Investors were on guard for any indications of intervention from the Japanese government as the yen was held near the crucial 150-to-a-dollar level.
The yen's exchange rate last stood at 149.60 to the dollar after falling as low as 150.17 on October 3 — its lowest level in a year — before briefly strengthening.
Masato Kanda, the top financial diplomat in Japan, said that despite the recent decline, the yen is still seen as an asset of safety like the US dollar and the Swiss franc and is currently enjoying increased demand as a result of the Middle East war.
On Monday, amid concerns over Israel's conflict with the Palestinian militant group Hamas, the shekel of Israel crossed the crucial threshold of four against the US dollar for the very first time since 2015. During Tuesday's erratic trading, it last traded at $4.0176 a dollar.
According to Charu Chanana, a market strategist from Saxo in Singapore, geopolitics will continue to be a major influence on the stock market as investors assess the potential dangers of an escalation with the US government's strategy to prevent the conflict from spreading to the rest of the Middle East.
The dollar index, which compares the value of the dollar to six other currencies, rose 0.056% to 106.32 after falling 0.36% on Monday.
During a hectic week of talks by regional bank heads, investors' focus will be firmly on US Fed Chairman Jerome Powell, who is scheduled to speak on Thursday. Prior to the Fed's meeting on October 31 – November 1, Fed officials will go into a complete shutdown period on October 21.
Patrick Harker, president of the Federal Reserve Bank of Philadelphia, stated on Monday that the central bank shouldn't put more strain on the economy by raising borrowing costs.
The dollar is probably currently stuck in a range, according to OCBC's Christopher Wong, a currency strategist.
Higher rates for a longer period of time, relative US growth resilience, and concerns about escalating conflict are a few of the elements that could boost the dollar, according to Wong.
Less alarmist Fed remarks, however, imply that the Fed may be preparing for an extended halt.
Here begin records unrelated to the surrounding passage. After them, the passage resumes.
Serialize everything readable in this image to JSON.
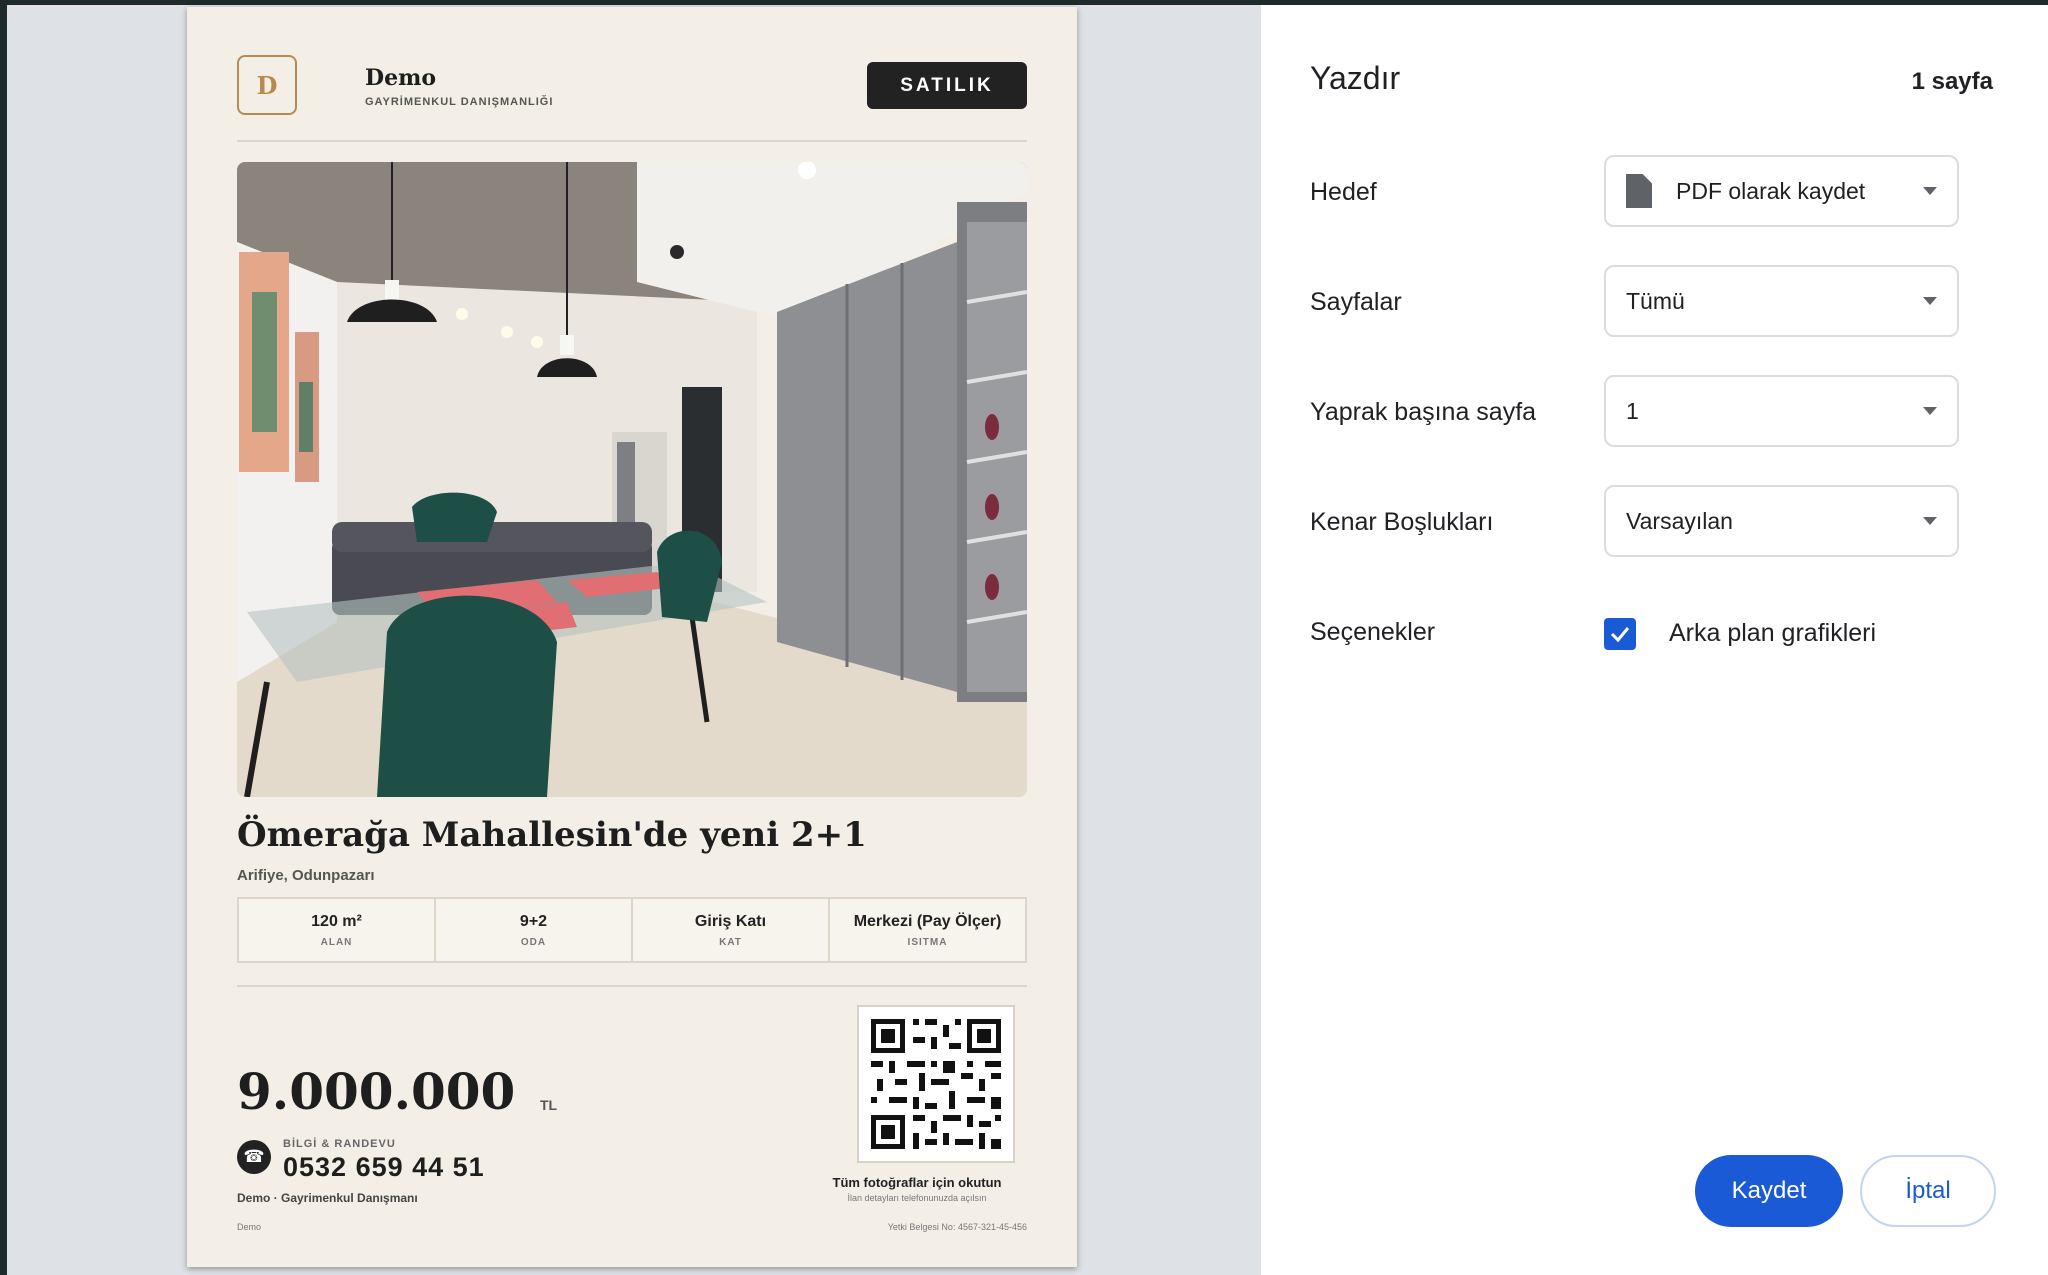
{
  "listing": {
    "logo_letter": "D",
    "brand_name": "Demo",
    "brand_subtitle": "GAYRİMENKUL DANIŞMANLIĞI",
    "badge": "SATILIK",
    "title": "Ömerağa Mahallesin'de yeni 2+1",
    "location": "Arifiye, Odunpazarı",
    "features": [
      {
        "value": "120 m²",
        "label": "ALAN"
      },
      {
        "value": "9+2",
        "label": "ODA"
      },
      {
        "value": "Giriş Katı",
        "label": "KAT"
      },
      {
        "value": "Merkezi (Pay Ölçer)",
        "label": "ISITMA"
      }
    ],
    "price": "9.000.000",
    "currency": "TL",
    "contact_label": "BİLGİ & RANDEVU",
    "phone": "0532 659 44 51",
    "company_line": "Demo · Gayrimenkul Danışmanı",
    "footer_left": "Demo",
    "footer_right": "Yetki Belgesi No: 4567-321-45-456",
    "qr_caption": "Tüm fotoğraflar için okutun",
    "qr_subcaption": "İlan detayları telefonunuzda açılsın"
  },
  "print": {
    "title": "Yazdır",
    "page_count": "1 sayfa",
    "rows": {
      "destination": {
        "label": "Hedef",
        "value": "PDF olarak kaydet"
      },
      "pages": {
        "label": "Sayfalar",
        "value": "Tümü"
      },
      "pages_per_sheet": {
        "label": "Yaprak başına sayfa",
        "value": "1"
      },
      "margins": {
        "label": "Kenar Boşlukları",
        "value": "Varsayılan"
      },
      "options": {
        "label": "Seçenekler",
        "checkbox_label": "Arka plan grafikleri",
        "checked": true
      }
    },
    "save_button": "Kaydet",
    "cancel_button": "İptal"
  },
  "colors": {
    "accent": "#1a5ad7",
    "page_bg": "#f3efe6",
    "brand_gold": "#b98a4e"
  }
}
This could limit the dollar's upside.
The attention will also be on British pay statistics, where average weekly salary growth is predicted to decrease to 8.3% in annual terms from 8.5% in July in the three months leading up to August, according to a poll.
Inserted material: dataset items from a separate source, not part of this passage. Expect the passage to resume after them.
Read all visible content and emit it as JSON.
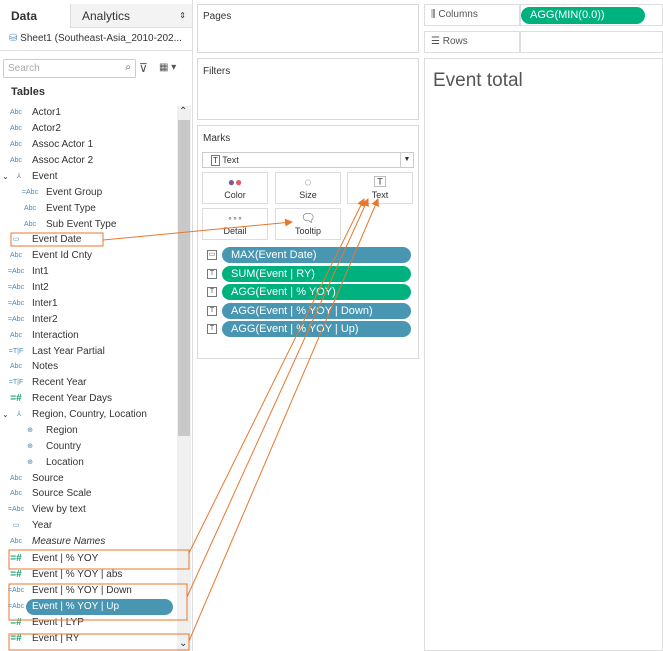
{
  "data_pane": {
    "tabs": [
      "Data",
      "Analytics"
    ],
    "datasource": "Sheet1 (Southeast-Asia_2010-202...",
    "search_placeholder": "Search",
    "tables_label": "Tables",
    "fields": [
      {
        "label": "Actor1",
        "icon": "Abc",
        "indent": 0
      },
      {
        "label": "Actor2",
        "icon": "Abc",
        "indent": 0
      },
      {
        "label": "Assoc Actor 1",
        "icon": "Abc",
        "indent": 0
      },
      {
        "label": "Assoc Actor 2",
        "icon": "Abc",
        "indent": 0
      },
      {
        "label": "Event",
        "icon": "hierarchy",
        "indent": 0
      },
      {
        "label": "Event Group",
        "icon": "=Abc",
        "indent": 1
      },
      {
        "label": "Event Type",
        "icon": "Abc",
        "indent": 1
      },
      {
        "label": "Sub Event Type",
        "icon": "Abc",
        "indent": 1
      },
      {
        "label": "Event Date",
        "icon": "calendar",
        "indent": 0,
        "highlighted": true
      },
      {
        "label": "Event Id Cnty",
        "icon": "Abc",
        "indent": 0
      },
      {
        "label": "Int1",
        "icon": "=Abc",
        "indent": 0
      },
      {
        "label": "Int2",
        "icon": "=Abc",
        "indent": 0
      },
      {
        "label": "Inter1",
        "icon": "=Abc",
        "indent": 0
      },
      {
        "label": "Inter2",
        "icon": "=Abc",
        "indent": 0
      },
      {
        "label": "Interaction",
        "icon": "Abc",
        "indent": 0
      },
      {
        "label": "Last Year Partial",
        "icon": "=T|F",
        "indent": 0
      },
      {
        "label": "Notes",
        "icon": "Abc",
        "indent": 0
      },
      {
        "label": "Recent Year",
        "icon": "=T|F",
        "indent": 0
      },
      {
        "label": "Recent Year Days",
        "icon": "=#",
        "indent": 0
      },
      {
        "label": "Region, Country, Location",
        "icon": "hierarchy",
        "indent": 0
      },
      {
        "label": "Region",
        "icon": "globe",
        "indent": 1
      },
      {
        "label": "Country",
        "icon": "globe",
        "indent": 1
      },
      {
        "label": "Location",
        "icon": "globe",
        "indent": 1
      },
      {
        "label": "Source",
        "icon": "Abc",
        "indent": 0
      },
      {
        "label": "Source Scale",
        "icon": "Abc",
        "indent": 0
      },
      {
        "label": "View by text",
        "icon": "=Abc",
        "indent": 0
      },
      {
        "label": "Year",
        "icon": "calendar",
        "indent": 0
      },
      {
        "label": "Measure Names",
        "icon": "Abc",
        "indent": 0,
        "italic": true
      },
      {
        "label": "Event | % YOY",
        "icon": "=#",
        "indent": 0,
        "highlighted": true
      },
      {
        "label": "Event | % YOY | abs",
        "icon": "=#",
        "indent": 0
      },
      {
        "label": "Event | % YOY | Down",
        "icon": "=Abc",
        "indent": 0,
        "highlighted": true
      },
      {
        "label": "Event | % YOY | Up",
        "icon": "=Abc",
        "indent": 0,
        "selected": true,
        "highlighted": true
      },
      {
        "label": "Event | LYP",
        "icon": "=#",
        "indent": 0
      },
      {
        "label": "Event | RY",
        "icon": "=#",
        "indent": 0,
        "highlighted": true
      }
    ]
  },
  "pages": {
    "label": "Pages"
  },
  "filters": {
    "label": "Filters"
  },
  "marks": {
    "label": "Marks",
    "type": "Text",
    "buttons": [
      "Color",
      "Size",
      "Text",
      "Detail",
      "Tooltip"
    ],
    "pills": [
      {
        "label": "MAX(Event Date)",
        "icon": "tooltip",
        "color": "#4996b2"
      },
      {
        "label": "SUM(Event | RY)",
        "icon": "text",
        "color": "#00b180"
      },
      {
        "label": "AGG(Event | % YOY)",
        "icon": "text",
        "color": "#00b180"
      },
      {
        "label": "AGG(Event | % YOY | Down)",
        "icon": "text",
        "color": "#4996b2"
      },
      {
        "label": "AGG(Event | % YOY | Up)",
        "icon": "text",
        "color": "#4996b2"
      }
    ]
  },
  "columns": {
    "label": "Columns",
    "pill": "AGG(MIN(0.0))"
  },
  "rows": {
    "label": "Rows"
  },
  "view": {
    "title": "Event total"
  },
  "colors": {
    "annotation": "#e8772e",
    "measure_pill": "#00b180",
    "dimension_pill": "#4996b2"
  }
}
Michael Hewson, chief market analyst from CMC Markets in London, said that the August statistics could raise concerns about another rate increase at the next Bank of England conference in November, and given the significant decrease in consumer income over the last 18 months that has left consumers worse off, these worries appear overblown and actually shouldn't be an issue in the short future.
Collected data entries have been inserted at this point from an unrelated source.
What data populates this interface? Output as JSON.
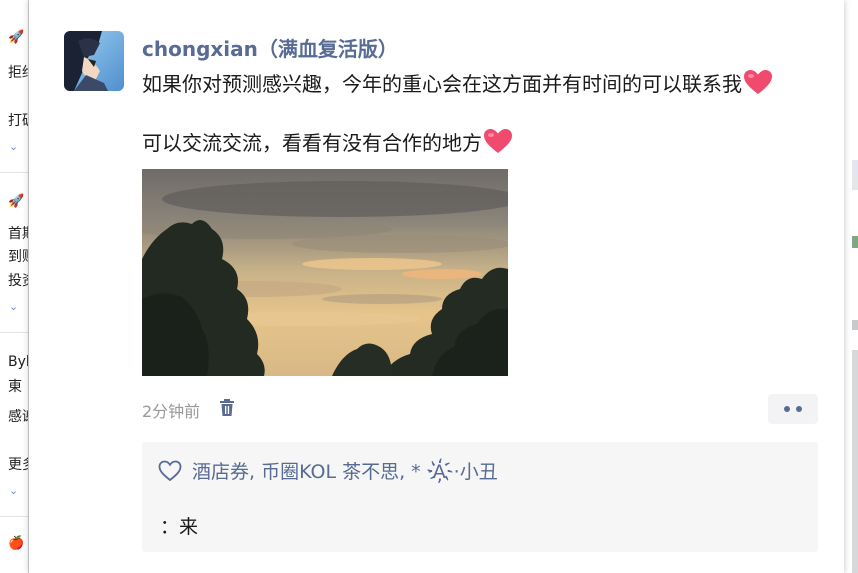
{
  "background": {
    "left_fragments": [
      "拒绝",
      "打破",
      "首期",
      "到账",
      "投资",
      "Byb",
      "東",
      "感谢",
      "更多"
    ]
  },
  "post": {
    "username": "chongxian（满血复活版）",
    "text_line1": "如果你对预测感兴趣，今年的重心会在这方面并有时间的可以联系我",
    "text_line2": "可以交流交流，看看有没有合作的地方",
    "time": "2分钟前",
    "icons": {
      "heart": "heart-emoji-icon",
      "trash": "trash-icon",
      "like": "heart-outline-icon",
      "more": "more-dots-icon"
    }
  },
  "interactions": {
    "likes": "酒店券, 币圈KOL 茶不思, *  ·A҉·小丑",
    "comment": "：来"
  },
  "colors": {
    "username": "#576b95",
    "heart": "#f04a6e",
    "panel": "#f6f6f6"
  }
}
After rising 0.6% on Monday, the value of the pound was last at $1.2199, down 0.14% for the day. The pound has decreased by 3.7% in one month.
The euro was trading at $1.0545, down 0.14%.
In an interview with a Dutch publication, Philip Lane, the top economist of the European Central Bank, said that the central bank would need some time, probably until next spring, before inflation returns to its 2% target.
The Australian dollar increased 0.17% to $0.6353. Australia's central bank contemplated hiking rates at its most recent meeting but decided there was not enough new data to justify a change.
The New Zealand dollar dropped 0.47% to $0.5901 after statistics on Tuesday revealed consumer inflation reached a two-year low, reducing the expectation that the central bank will raise the cash rate again in November.